Originally published in Herizons Magazine, Summer 2002
The case of the more than 50 women missing from Vancouver’s downtown Eastside has garnered international attention and embarrassment for the city. Three mayors and the Vancouver Police Department stand accused of ignoring the disappearances as they began around 1984. The current search of a farm in the small community of Port Coquitlam and the pending criminal trial of accused farm owner Robert William Pickton continue to be the focal point of intense media scrutiny. At the daily and now weekly briefings, police release little information and accuse their critics of “having an axe to grind.”
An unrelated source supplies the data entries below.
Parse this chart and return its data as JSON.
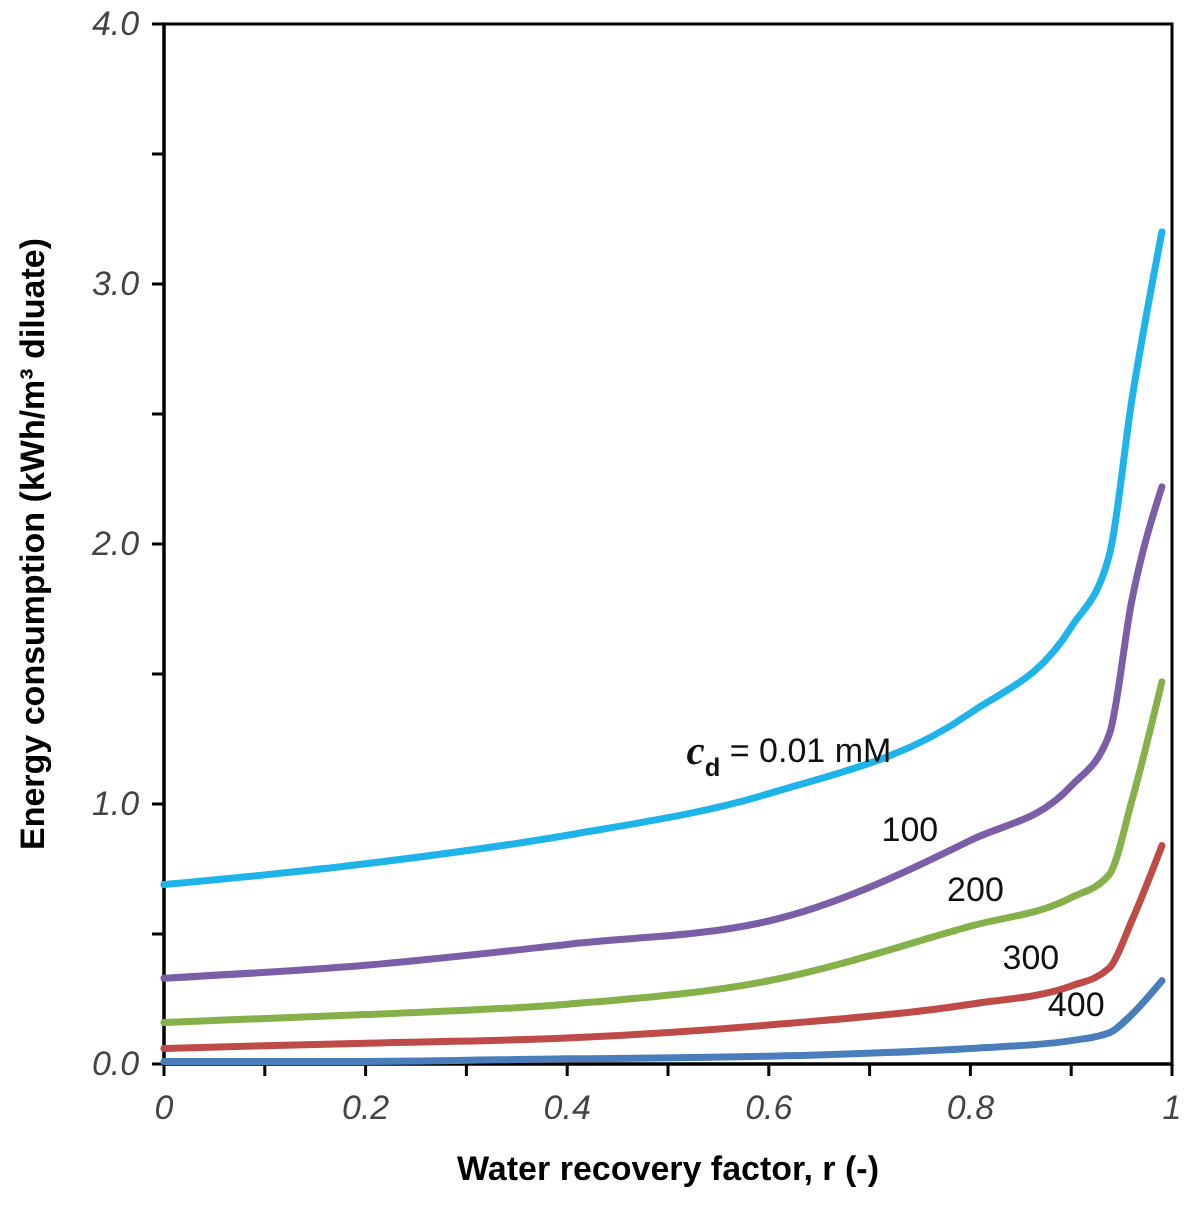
{
  "chart_data": {
    "type": "line",
    "xlabel": "Water recovery factor, r (-)",
    "ylabel": "Energy consumption (kWh/m³ diluate)",
    "x": [
      0,
      0.2,
      0.4,
      0.6,
      0.8,
      0.9,
      0.938,
      0.96,
      0.99
    ],
    "series": [
      {
        "name": "c$_{d}$ = 0.01 mM",
        "color": "#1eb4ea",
        "values": [
          0.69,
          0.77,
          0.88,
          1.04,
          1.35,
          1.68,
          1.96,
          2.55,
          3.2
        ]
      },
      {
        "name": "100",
        "color": "#7b5ea7",
        "values": [
          0.33,
          0.38,
          0.46,
          0.55,
          0.86,
          1.07,
          1.27,
          1.78,
          2.22
        ]
      },
      {
        "name": "200",
        "color": "#86b04a",
        "values": [
          0.16,
          0.19,
          0.23,
          0.32,
          0.53,
          0.64,
          0.73,
          1.01,
          1.47
        ]
      },
      {
        "name": "300",
        "color": "#be4b48",
        "values": [
          0.06,
          0.08,
          0.1,
          0.15,
          0.23,
          0.3,
          0.37,
          0.55,
          0.84
        ]
      },
      {
        "name": "400",
        "color": "#4a7ebb",
        "values": [
          0.01,
          0.01,
          0.02,
          0.03,
          0.06,
          0.09,
          0.12,
          0.19,
          0.32
        ]
      }
    ],
    "xlim": [
      0,
      1
    ],
    "ylim": [
      0,
      4
    ],
    "xticks": [
      0,
      {
        "value": 0.1,
        "label": null
      },
      0.2,
      {
        "value": 0.3,
        "label": null
      },
      0.4,
      {
        "value": 0.5,
        "label": null
      },
      0.6,
      {
        "value": 0.7,
        "label": null
      },
      0.8,
      {
        "value": 0.9,
        "label": null
      },
      1
    ],
    "yticks": [
      {
        "value": 0,
        "label": "0.0"
      },
      {
        "value": 0.5,
        "label": null
      },
      {
        "value": 1,
        "label": "1.0"
      },
      {
        "value": 1.5,
        "label": null
      },
      {
        "value": 2,
        "label": "2.0"
      },
      {
        "value": 2.5,
        "label": null
      },
      {
        "value": 3,
        "label": "3.0"
      },
      {
        "value": 3.5,
        "label": null
      },
      {
        "value": 4,
        "label": "4.0"
      }
    ],
    "grid": false,
    "marker": "none",
    "line_style": "solid"
  }
}
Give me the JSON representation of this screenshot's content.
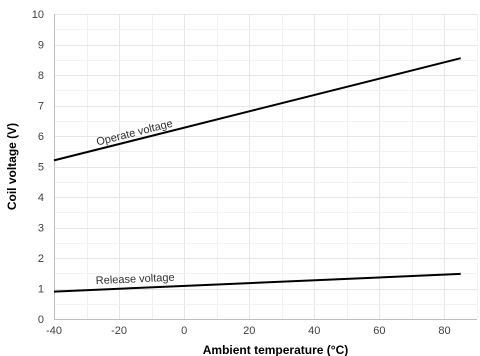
{
  "chart_data": {
    "type": "line",
    "title": "",
    "xlabel": "Ambient temperature (°C)",
    "ylabel": "Coil voltage (V)",
    "xlim": [
      -40,
      90
    ],
    "ylim": [
      0,
      10
    ],
    "x_ticks": [
      -40,
      -20,
      0,
      20,
      40,
      60,
      80
    ],
    "y_ticks": [
      0,
      1,
      2,
      3,
      4,
      5,
      6,
      7,
      8,
      9,
      10
    ],
    "grid": true,
    "legend": "none",
    "series": [
      {
        "name": "Operate voltage",
        "color": "#000000",
        "x": [
          -40,
          85
        ],
        "y": [
          5.2,
          8.55
        ],
        "label_at": {
          "x": -15,
          "y": 6.0,
          "angle_from_slope": true
        }
      },
      {
        "name": "Release voltage",
        "color": "#000000",
        "x": [
          -40,
          85
        ],
        "y": [
          0.9,
          1.48
        ],
        "label_at": {
          "x": -15,
          "y": 1.2,
          "angle_from_slope": true
        }
      }
    ]
  }
}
Authority over whether the police investigation of this case is satisfactory has been bestowed on family members of some of the missing women. Daily at first and now weekly, the media interviews family members to get their impressions of how the police are doing. The families are being established as the people who must be satisfied when the police conclude their investigation. Justice becomes `privatized’ to the families, and so has police accountability been privatized to the families.
So where are the feminists? My organization, Vancouver Rape Relief and Women’s Shelter has not been reticent about the case of the missing women. We’ve spoken publicly, rallied, organized, criticized, held press conferences, provided services and performed advocacy work that has saved women’s lives since and before 1984. Canadian feminists organized transition houses and rape crisis centres a decade earlier. Callers, residents and workers in these centres continue to include prostituted women. We are intensely affected by the missing women case. On the front-line, crisis callers ask our opinion about whether to use the police. It’s difficult to be encouraging.
I have an idea about why the police and their civil bosses try to bypass antiviolence activists and disregard our expertise. To engage us would mean having to make a public accounting of how raped women and prostituted women are treated by police. To engage feminists would be to acknowledge that women on the missing list were raped and battered many times throughout their lives and that the police did little to prevent violence from recurring.
Anti-violence feminists have an agenda of making the state accountable to the public and our agenda is political: women’s rights. We have argued against the current prevailing direction of law and policy changes. For example, we argued against the creation of ‘John Schools’ for men soliciting prostituted women. Instead calling for the straightforward arrest and charging of the men because our experience tells us that public accountability is a more effective preventative measure. Much is the same in the case of the missing women. The state avoids engaging the preventive solutions to improve the lives of women when it is accountability to family members. What we want is for our demands for the correction of laws, or policies or behaviour to be acted upon.
I make this assessment in the middle of the resignation of the Provincial Police Complaints Commissioner, accused by his own staff of protecting Vancouver police from complaints ranging from police brutality at APEC to the death of a native man who was left in an alley. As well, the Mayor of Vancouver, also head of the Vancouver Police Board, has refused to conduct an investigation into police response to the disappearances of the 50 women, despite a civil suit by several family members. In the meantime, a civil case launched by a police officer has revealed infighting at the upper echelons of the police department. Senior officers allegedly ignored their own specialist’s warning of a serial killer operating in the downtown Eastside.
Making matters worse is the B.C. provincial government’s cynical cuts to welfare, education, health services and legal aid – critical strands of the social safety net that can make a life or death difference to women. These cuts will push more women into prostitution – into the category of the women who can go missing without consequence to the men who target the vulnerable.
Yet the majority government of Gordon Campbell continues with its agenda, with seeming disregard to its affect on the lives of women.
The media and police have put the family members of the missing women in the untenable situation of being expected to be critical of the police, yet they are made entirely dependent on the same police for information about the investigation and the fate of `their woman.’ Police-controlled victim services workers have reportedly warned family members about jeopardizing the investigation by speaking with media and non-police agencies (read feminist).
The families are being encouraged to grieve, to have funeral services and to believe that this is what brings closure. In the meantime, the police increase the estimated time of searching the farm. The current estimate is now over a year. Most family members will be grieved out. The pressure on the public to believe that Robert William Pickton killed most if not all of the missing women is enormous and family members are being used to add to that notion. Even if `their woman’ is not one of the seven that Pickton is charged with killing, there is pressure to respond as though they have settled on him as the killer. There is a risk that even those cases not linked to Pickton may be attributed to him and closed anyway.
If we accept that police need only to be accountable to the families and not to the public, then the disappearances will remain a public obscenity. If so, families may move on and be grateful for something resembling closure, but nothing will be gained for women in the province.
Suzanne Jay is a collective member of Vancouver Rape Relief and Women’s Shelter.